A key policy priority should therefore be to plan for rejecting mass migration at the outset. Any strategy of moving migrants once they enter can only achieve partial success. Migrants and NGOs build their plans on the saying that “once in, you are in”, and in most cases, this is factual, with all known social disastrous consequences of letting mass migration in. So the only solution, and the only optimal scenario, is that you do not allow the problem to happen, in the first place, by stopping mass migration to get in; it is also the less expensive and the most effective strategy.

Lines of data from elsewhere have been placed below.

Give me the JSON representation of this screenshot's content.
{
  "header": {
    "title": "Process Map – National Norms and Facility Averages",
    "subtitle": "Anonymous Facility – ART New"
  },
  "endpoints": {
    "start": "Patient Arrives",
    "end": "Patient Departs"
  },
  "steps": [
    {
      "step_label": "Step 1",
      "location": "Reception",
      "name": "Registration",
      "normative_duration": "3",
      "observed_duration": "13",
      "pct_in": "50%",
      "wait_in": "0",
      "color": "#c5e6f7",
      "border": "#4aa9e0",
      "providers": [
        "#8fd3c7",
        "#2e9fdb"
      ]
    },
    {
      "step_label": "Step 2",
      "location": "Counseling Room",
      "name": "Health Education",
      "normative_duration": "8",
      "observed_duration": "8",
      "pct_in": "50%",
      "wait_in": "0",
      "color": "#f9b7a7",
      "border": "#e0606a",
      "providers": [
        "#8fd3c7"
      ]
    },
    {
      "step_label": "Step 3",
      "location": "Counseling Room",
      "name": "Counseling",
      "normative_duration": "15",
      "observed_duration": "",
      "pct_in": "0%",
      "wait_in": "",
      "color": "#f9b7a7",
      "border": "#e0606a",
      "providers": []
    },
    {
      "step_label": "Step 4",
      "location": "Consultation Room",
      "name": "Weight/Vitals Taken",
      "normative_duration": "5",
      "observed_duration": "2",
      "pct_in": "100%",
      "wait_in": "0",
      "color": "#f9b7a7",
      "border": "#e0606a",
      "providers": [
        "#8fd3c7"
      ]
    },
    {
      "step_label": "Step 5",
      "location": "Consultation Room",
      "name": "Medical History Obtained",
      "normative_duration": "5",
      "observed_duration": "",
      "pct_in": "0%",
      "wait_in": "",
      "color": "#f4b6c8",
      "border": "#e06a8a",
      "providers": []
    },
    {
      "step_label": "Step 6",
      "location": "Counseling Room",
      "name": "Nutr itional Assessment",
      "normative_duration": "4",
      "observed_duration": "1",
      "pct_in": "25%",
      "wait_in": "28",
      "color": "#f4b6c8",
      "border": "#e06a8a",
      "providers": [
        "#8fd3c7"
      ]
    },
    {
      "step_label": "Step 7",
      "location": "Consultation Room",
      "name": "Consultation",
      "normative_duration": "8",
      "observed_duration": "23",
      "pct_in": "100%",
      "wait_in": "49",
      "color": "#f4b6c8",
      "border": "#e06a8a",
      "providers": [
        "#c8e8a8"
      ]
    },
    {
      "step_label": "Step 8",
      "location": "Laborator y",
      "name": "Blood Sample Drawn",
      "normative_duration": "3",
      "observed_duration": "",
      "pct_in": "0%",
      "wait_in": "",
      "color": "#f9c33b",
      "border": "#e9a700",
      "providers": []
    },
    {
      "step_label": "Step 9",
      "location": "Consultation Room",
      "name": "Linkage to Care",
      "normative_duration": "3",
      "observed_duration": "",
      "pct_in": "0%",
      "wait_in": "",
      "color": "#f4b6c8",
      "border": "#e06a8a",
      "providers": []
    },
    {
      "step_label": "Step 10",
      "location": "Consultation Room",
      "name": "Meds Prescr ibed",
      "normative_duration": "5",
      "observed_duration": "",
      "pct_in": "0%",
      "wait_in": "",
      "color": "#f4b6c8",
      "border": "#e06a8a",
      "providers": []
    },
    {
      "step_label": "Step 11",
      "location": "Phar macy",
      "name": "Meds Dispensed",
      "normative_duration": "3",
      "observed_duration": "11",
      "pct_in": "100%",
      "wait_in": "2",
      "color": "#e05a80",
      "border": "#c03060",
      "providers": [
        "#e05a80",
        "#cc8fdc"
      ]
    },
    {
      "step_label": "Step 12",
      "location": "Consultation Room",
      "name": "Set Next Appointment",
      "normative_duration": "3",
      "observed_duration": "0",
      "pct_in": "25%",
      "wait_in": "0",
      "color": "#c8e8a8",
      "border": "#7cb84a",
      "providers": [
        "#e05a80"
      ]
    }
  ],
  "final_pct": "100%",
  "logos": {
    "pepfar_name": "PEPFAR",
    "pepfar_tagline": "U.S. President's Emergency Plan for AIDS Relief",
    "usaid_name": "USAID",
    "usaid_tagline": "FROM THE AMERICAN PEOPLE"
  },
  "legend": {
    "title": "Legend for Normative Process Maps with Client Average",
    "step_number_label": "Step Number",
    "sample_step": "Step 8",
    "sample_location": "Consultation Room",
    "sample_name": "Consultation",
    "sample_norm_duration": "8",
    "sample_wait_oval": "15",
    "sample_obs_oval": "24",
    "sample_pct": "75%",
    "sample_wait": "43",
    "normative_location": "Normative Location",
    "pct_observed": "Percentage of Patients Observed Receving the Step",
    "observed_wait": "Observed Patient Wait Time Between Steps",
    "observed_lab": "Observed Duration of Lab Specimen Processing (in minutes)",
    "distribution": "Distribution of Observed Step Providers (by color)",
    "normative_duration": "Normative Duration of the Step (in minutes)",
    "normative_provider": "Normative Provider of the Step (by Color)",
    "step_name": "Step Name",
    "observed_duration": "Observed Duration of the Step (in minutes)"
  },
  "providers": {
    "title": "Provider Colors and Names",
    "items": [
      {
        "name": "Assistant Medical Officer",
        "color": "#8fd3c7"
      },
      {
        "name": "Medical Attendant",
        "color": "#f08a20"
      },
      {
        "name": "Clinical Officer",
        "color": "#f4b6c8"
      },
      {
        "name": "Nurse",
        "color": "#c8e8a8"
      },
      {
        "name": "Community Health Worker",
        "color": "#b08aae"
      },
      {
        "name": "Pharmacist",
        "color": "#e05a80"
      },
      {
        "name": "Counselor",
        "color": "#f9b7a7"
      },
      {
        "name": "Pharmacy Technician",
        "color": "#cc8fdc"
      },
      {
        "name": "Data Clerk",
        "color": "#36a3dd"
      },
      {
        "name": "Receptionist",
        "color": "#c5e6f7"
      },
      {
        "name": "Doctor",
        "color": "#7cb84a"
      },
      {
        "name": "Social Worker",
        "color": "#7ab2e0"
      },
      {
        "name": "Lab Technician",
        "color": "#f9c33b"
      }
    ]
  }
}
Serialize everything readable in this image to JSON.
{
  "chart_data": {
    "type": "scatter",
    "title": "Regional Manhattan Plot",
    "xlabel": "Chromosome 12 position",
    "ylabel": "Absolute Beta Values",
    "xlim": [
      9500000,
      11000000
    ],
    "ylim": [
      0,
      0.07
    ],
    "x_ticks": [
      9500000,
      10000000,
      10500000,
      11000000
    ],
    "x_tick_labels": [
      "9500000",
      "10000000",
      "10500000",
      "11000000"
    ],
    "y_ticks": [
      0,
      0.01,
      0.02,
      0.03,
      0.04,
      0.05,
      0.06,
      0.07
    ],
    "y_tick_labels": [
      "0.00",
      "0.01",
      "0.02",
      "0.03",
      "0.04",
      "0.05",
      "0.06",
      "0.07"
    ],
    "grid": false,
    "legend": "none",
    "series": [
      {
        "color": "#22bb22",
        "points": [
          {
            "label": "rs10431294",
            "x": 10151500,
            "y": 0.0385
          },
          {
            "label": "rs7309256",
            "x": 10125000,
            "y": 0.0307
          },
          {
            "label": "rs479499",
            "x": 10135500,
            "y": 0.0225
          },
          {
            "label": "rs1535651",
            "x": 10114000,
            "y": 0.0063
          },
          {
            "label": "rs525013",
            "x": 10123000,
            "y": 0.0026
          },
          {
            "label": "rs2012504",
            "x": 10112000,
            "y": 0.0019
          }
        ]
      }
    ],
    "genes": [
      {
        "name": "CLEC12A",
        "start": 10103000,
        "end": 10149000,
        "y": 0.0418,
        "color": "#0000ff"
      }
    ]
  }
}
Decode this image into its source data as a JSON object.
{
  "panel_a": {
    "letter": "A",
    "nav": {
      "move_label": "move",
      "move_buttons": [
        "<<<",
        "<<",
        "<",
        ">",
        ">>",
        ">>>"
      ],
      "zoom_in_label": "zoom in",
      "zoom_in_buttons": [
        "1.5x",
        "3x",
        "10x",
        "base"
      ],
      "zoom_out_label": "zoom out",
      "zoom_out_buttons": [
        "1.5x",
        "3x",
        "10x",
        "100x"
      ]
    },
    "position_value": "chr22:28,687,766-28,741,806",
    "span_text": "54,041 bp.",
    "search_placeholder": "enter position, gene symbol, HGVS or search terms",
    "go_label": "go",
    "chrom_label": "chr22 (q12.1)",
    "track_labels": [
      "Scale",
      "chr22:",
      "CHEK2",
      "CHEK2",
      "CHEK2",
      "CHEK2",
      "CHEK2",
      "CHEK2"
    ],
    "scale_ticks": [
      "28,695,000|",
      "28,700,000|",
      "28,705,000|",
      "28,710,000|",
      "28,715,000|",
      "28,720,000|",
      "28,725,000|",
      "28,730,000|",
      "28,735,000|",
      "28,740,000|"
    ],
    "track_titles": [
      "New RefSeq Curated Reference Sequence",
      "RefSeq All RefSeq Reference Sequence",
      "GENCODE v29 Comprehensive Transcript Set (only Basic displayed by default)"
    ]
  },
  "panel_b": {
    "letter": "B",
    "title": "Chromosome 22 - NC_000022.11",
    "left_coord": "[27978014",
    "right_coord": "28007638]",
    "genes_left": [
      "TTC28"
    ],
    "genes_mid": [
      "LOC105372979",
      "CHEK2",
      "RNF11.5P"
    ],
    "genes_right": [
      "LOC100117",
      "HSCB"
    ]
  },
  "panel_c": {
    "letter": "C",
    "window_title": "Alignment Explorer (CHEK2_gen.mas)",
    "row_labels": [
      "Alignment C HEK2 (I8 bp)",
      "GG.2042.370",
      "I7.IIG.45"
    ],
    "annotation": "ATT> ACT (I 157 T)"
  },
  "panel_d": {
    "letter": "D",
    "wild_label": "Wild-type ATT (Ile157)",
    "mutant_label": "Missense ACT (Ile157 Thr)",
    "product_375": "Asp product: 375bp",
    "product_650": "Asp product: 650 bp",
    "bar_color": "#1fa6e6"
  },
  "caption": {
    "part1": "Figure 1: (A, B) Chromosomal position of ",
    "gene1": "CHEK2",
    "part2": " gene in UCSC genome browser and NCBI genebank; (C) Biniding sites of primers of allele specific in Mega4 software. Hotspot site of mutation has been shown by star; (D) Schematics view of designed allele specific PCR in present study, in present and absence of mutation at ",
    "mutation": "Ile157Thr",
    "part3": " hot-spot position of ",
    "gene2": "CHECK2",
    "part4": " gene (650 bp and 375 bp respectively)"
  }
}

There is a general consensus that addressing mass migration can only be effective if dealt with at its roots. Considering the factor of hysteria in mass migration, one suggested strategic solution integrates tools of mass disenchantment through organised return migration and procedures, to instil the reality that “there is no paradise”. Reversing migration, in its turn, could only be effective, partially and in the Western European context, if conducted at three levels: smart return programs in the host countries which take into account the pivotal factors of return, including family, combined with functional re-integration programs in the sending countries, and an accompanying social valorisation of returnees, in order to avoid re-migration, and dissuade other candidates. All things considered, these levels do not seem to coalesce in the foreseen time, and the only recommended strategy would be to reject mass migration in the first place.